Archaeologists exploring the world's biggest flooded cave in Mexico have discovered ancient human remains at least 9,000 years old and the bones of animals that roamed the earth during the last Ice Age.
A group of divers recently connected two underwater caverns in eastern Mexico to reveal what is believed to be the biggest flooded cave on the planet, a discovery that could help shed new light on the ancient Maya civilization.

Bones in Sac Actun

Apart from human remains, divers also found bones of giant sloths, ancient elephants and extinct bears from the Pleistocene period, Mexico's Culture Ministry said in a statement. (Gran Acuefero Maya)

The Yucatan peninsula is studded with monumental relics of the Maya people, whose cities drew upon an extensive network of sinkholes linked to subterranean waters known as cenotes.

Researchers say they found 248 cenotes at the 347-km (216-mile) cave system known as Sac Actun, near the beach resort of Tulum. Of the 200 archaeological sites they have discovered there, around 140 are Mayan.

Some cenotes acquired particular religious significance to the Maya, whose descendants continue to inhabit the region.

Apart from human remains, they also found bones of giant sloths, ancient elephants and extinct bears from the Pleistocene period, Mexico's Culture Ministry said in a statement.

Archeological ortifacts

Of the 200 archaeological sites discovered in the cave system, around 140 are Mayan. (Mexican Culture Ministry)

The cave's discovery has rocked the archeological world.

"I think it's overwhelming. Without a doubt it's the most important underwater archaeological site in the world," said Guillermo de Anda, researcher at Mexico's National Anthropology and History Institute (INAH).

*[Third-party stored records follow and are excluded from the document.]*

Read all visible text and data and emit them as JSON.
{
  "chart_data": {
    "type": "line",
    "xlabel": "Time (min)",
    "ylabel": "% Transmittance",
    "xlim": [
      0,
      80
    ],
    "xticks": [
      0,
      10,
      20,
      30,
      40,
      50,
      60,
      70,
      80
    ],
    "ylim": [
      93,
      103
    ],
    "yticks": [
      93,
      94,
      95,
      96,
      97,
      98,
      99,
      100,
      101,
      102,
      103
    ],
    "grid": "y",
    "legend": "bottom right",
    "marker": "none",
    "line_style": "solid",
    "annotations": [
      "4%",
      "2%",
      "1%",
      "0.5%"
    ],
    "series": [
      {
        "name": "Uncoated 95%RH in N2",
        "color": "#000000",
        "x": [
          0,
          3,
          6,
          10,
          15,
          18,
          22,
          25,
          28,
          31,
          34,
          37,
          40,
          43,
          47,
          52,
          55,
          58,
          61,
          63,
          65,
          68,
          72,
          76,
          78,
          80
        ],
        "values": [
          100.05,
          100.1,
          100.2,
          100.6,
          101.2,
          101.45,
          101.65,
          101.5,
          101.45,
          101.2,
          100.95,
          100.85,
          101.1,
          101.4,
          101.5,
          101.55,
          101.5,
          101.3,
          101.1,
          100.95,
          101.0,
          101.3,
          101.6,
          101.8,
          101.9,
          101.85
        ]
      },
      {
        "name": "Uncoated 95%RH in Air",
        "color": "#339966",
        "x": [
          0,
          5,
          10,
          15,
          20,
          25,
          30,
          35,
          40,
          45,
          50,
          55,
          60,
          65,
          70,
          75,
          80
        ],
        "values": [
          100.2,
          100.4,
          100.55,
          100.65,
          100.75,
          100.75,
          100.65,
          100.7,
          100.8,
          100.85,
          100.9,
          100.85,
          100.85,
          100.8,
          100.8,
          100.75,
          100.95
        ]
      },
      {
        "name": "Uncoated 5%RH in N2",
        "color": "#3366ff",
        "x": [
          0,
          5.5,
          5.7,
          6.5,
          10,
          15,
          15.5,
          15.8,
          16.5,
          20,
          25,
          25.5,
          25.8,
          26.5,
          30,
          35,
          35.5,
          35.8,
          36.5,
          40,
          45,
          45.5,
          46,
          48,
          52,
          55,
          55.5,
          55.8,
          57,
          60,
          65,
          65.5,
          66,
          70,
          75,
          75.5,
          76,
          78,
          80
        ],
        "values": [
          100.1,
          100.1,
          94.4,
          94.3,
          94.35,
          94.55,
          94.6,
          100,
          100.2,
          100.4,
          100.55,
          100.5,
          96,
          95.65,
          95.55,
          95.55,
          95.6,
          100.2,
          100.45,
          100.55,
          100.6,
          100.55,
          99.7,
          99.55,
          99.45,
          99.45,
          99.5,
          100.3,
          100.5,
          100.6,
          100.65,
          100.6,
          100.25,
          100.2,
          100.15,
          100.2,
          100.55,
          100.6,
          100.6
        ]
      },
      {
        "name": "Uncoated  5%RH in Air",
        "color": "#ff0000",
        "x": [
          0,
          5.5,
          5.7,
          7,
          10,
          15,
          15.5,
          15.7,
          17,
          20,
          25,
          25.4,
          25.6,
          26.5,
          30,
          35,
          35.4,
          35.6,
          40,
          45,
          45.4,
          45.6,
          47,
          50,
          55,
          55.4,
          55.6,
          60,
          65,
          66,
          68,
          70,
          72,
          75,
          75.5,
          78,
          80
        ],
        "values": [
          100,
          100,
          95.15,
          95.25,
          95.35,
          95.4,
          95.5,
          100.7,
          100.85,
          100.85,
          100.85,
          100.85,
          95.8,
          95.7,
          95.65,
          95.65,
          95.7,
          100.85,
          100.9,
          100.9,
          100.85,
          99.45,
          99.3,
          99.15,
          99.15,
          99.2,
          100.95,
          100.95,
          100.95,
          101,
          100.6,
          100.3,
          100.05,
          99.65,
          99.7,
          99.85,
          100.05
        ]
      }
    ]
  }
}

Ideal conditions for preservation

De Anda is also director of the Gran Acuifero Maya (GAM), a project dedicated to the study and preservation of the subterranean waters of the Yucatan peninsula.

According to the INAH, water levels rose 100 meters at the end of the Ice Age, flooding the cave system and leading to "ideal conditions for the preservation of the remains of extinct megafauna from the Pleistocene." 

The Pleistocene geological epoch, the most recent Ice Age, began 2.6 million years ago and ended around 11,700 years ago.